Dear COR Community,
Please join us for our next paper development workshop on Friday, May 24, featuring work of Professors Katie Pine and Melissa Mazmanian, “Organizing for Data: Crafting Data Elements in the ‘Data-Driven’ Organization.”
Discussants: Kim Fortun (Anthropology) and Gerardo Okhuysen (Merage)
May 24, 2019
Please RSVP to email@example.com by May 15 to receive a paper to read ahead of the workshop. Lunch will be provided.
“Organizing for Data: Crafting Data Elements in the ‘Data-Driven’ Organization”
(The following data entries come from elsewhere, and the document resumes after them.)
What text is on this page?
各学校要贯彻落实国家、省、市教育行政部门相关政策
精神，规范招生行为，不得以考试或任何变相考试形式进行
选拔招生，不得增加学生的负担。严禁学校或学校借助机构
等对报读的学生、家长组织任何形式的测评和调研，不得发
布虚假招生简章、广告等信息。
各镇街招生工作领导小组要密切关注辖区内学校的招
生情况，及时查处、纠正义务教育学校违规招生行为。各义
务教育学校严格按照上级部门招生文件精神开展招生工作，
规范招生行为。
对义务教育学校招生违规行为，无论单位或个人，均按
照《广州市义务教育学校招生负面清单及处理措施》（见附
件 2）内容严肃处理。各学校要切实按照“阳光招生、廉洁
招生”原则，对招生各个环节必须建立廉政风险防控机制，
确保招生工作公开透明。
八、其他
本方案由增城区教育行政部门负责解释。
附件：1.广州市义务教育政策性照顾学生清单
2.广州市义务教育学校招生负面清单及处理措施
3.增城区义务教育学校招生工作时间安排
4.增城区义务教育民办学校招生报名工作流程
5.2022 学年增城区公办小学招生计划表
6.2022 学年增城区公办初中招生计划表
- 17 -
Organizations in a variety of sectors are adopting an array of techniques known broadly as “data driven” or “algorithmic management.” Digital workflow systems increase the availability of high-quality information available in real time. The promise of such systems lies in the representation of activities and work process that provide new forms of knowledge and enhanced decision making capacity. However, in order to achieve these goals, workflow system require stable, accurate, and uniform data. Creating and crafting such data rarely happen in everyday organizational processes. While recent literature has examined how the effects of such workflow systems on organizational functioning, little scholarly attention has been paid to how organizations must organize in order to become “data driven.” In other words, what is the work involved in “organizing for data” that organizations engage in? Emerging from a multi-sited ethnographic study of multiple hospitals and a meso-level healthcare policy organization, we find that organizations re-tooled existing work practices and implemented new forms of data work in order to create, manage, and deploy data for management, research, and accountability. Such practices are a precursor to becoming “data driven” and suggest that we cannot begin to understand scope of what it takes to become “data driven” without examining the practices that organizations must engage in prior to implementation of complex workflow systems. Further, we find that organizing for data is never complete. Even when it appears that a data lifecycle has reached an idealized state and has been made amenable to a comprehensive system, subjectivities remain. Data crafting requires situated judgement and decision making. However, these subjectivities are masked in service of creating ‘clean’ and ‘objective’ measures that are legible to digital workflow systems.